You really don't want to do that, as there are _alot of things which can never occur in AST. In this case we have tested that, AND I am looking at Z3 source code which says that this value only occurs in proof terms.

So you don't find it counter-intuitive that you cannot traverse some boolean operators and boolean subtrees of formulas with BooleanFormulaVisitor? The fact that many SMT theories can be used to simulate boolean operators is irrelevant here I think.

The way I think about it is this: atoms in SMT are not really "atomic". When we are doing something only over the boolean part we are doing some over-approximation already. By supporting more operators we can make the over-approximation less coarse, but it is always an over-approximation. There are no invariants which can be violated by calling visitAtom too soon.

cheshire commented 8 years ago

Another important point to consider and test: what about unary minus? Do we treat is the same way as a binary minus? What about negative constants? Do we want visitConstant on them?

cheshire commented 8 years ago

Now that I have started working on #23, code duplication for different formula visitors becomes even larger problem. One should definitely extend the other in some way.

cheshire commented 8 years ago

Regarding code duplication: we can have a private redirection visitor, which would use the FormulaVisitor visit method to redirect the call to the client-supplied BooleanFormulaVisitor.

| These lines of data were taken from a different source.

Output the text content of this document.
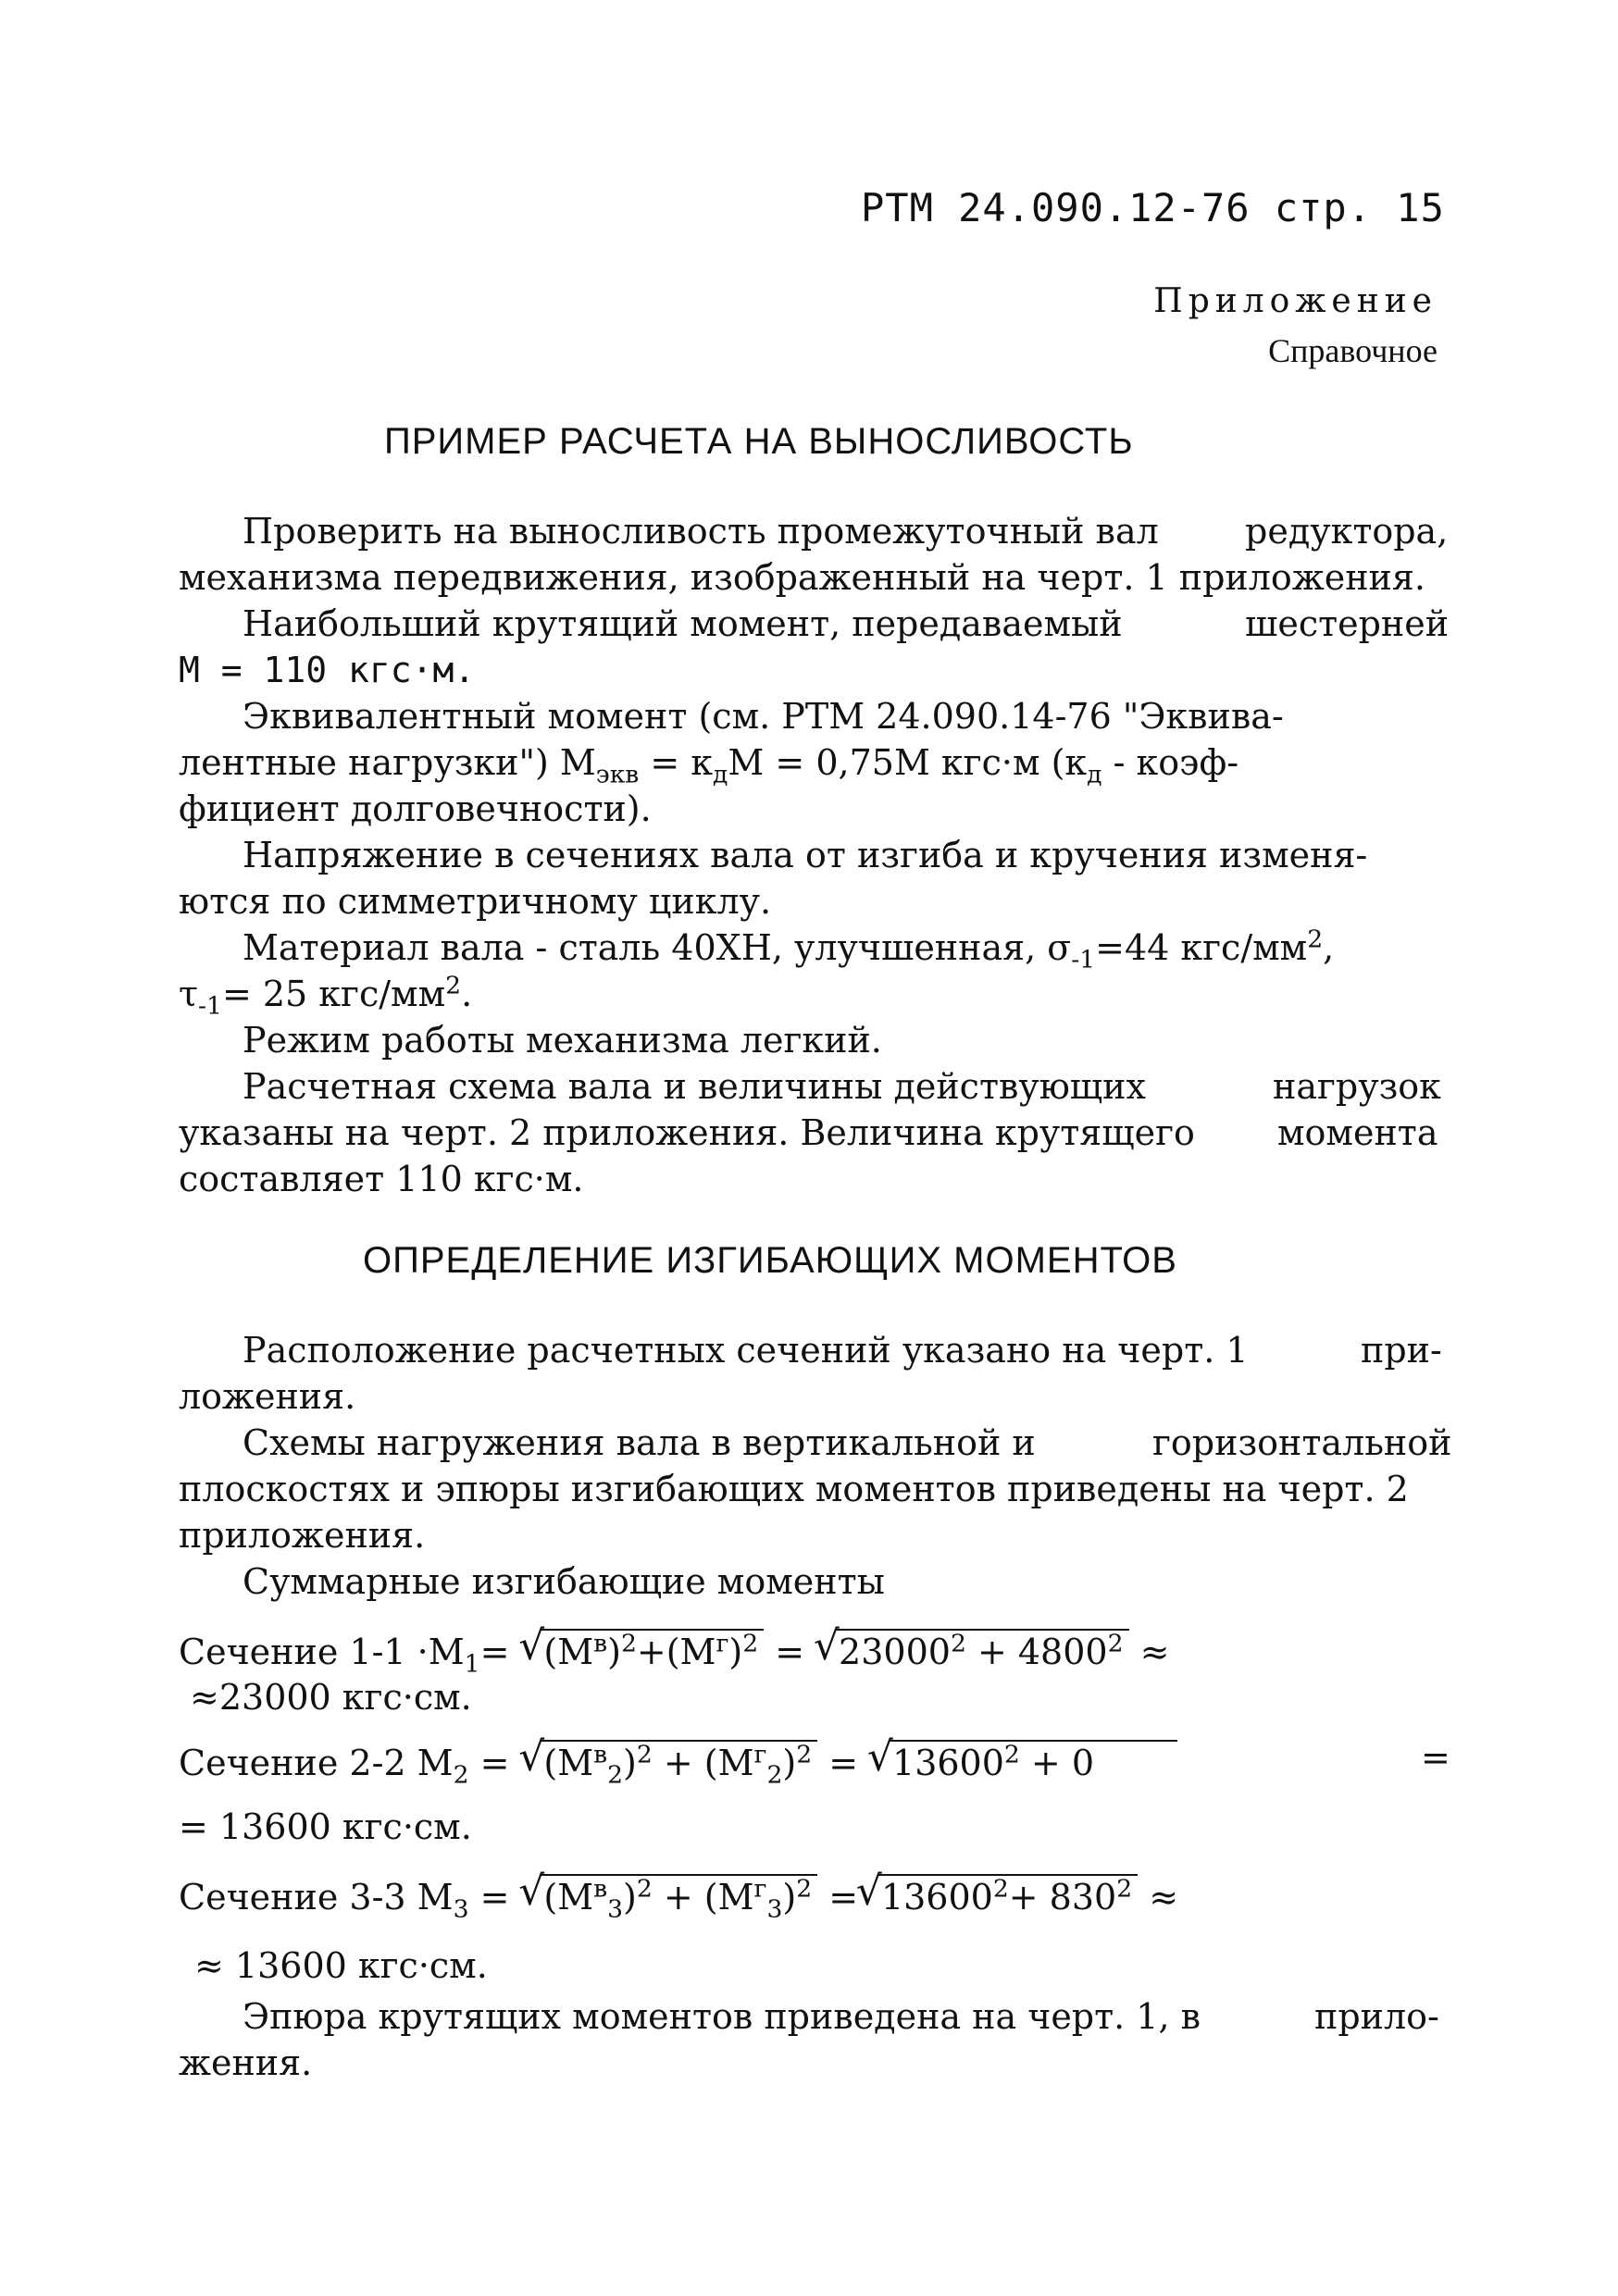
РТМ 24.090.12-76 стр. 15
Приложение
Справочное
ПРИМЕР РАСЧЕТА НА ВЫНОСЛИВОСТЬ
Проверить на выносливость промежуточный вал редуктора,
механизма передвижения, изображенный на черт. 1 приложения.
Наибольший крутящий момент, передаваемый	шестерней
M = 110 кгс·м.
Эквивалентный момент (см. РТМ 24.090.14-76 "Эквива-
лентные нагрузки") $M_{экв} = к_дM = 0,75M$ кгс·м ($к_д$ - коэф-
фициент долговечности).
Напряжение в сечениях вала от изгиба и кручения изменя-
ются по симметричному циклу.
Материал вала - сталь 40ХН, улучшенная, $\sigma_{-1}=44$ кгс/$мм^2$,
$\tau_{-1}= 25$ кгс/$мм^2$.
Режим работы механизма легкий.
Расчетная схема вала и величины действующих	нагрузок
указаны на черт. 2 приложения. Величина крутящего момента
составляет 110 кгс·м.
ОПРЕДЕЛЕНИЕ ИЗГИБАЮЩИХ МОМЕНТОВ
Расположение расчетных сечений указано на черт. 1	при-
ложения.
Схемы нагружения вала в вертикальной и	горизонтальной
плоскостях и эпюры изгибающих моментов приведены на черт. 2
приложения.
Суммарные изгибающие моменты
Сечение $1-1 \cdot M_1=$ √ $(M^в)^2+(M^г)^2$ = √ $23000^2 + 4800^2$ ≈
≈23000 кгс·см.
Сечение 2-2 $M_2$ = √ $(M^в_2)^2 + (M^г_2)^2$ = √ $13600^2 + 0$	=
= 13600 кгс·см.
Сечение 3-3 $M_3$ = √ $(M^в_3)^2 + (M^г_3)^2$ = √ $13600^2+ 830^2$ ≈
≈ 13600 кгс·см.
Эпюра крутящих моментов приведена на черт. 1, в	прило-
жения.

That can be moved back to AbstractBooleanFormulaManager`.

visitBoolVar is a problematic method as then visitAtom becomes a bad name (because, well, variable is also an atom).

I also think we should rename visitFunction to visitFuncAppl as it's the function application, not the function itself which we are visiting.

cheshire commented 8 years ago

On visitBoolVar: We can supply a Declaration instance from #23 to visitAtom, that would allow the client to get the variable name, should they desire.

cheshire commented 8 years ago

Code duplication is solved in https://github.com/sosy-lab/java-smt/commit/0e99dd8aed5ee31200a3019a4bf2cc9caabf284

I have also removed visitBoolVar in favor of using visitAtom and reading the attached FuncDecl, and added visitBoundVar.

cheshire commented 8 years ago

I am currently satisfied with the current visitor state, I think the only feature which we have disagreed upon is handling the "distinct" case separately in boolean formula visitor, and i think we can agree it's not the killer feature (and arguments to "distinct" are not all boolean anyway). I am closing this ticket now, the remaining item is adding visitors for formula transformation, but that could be done separately.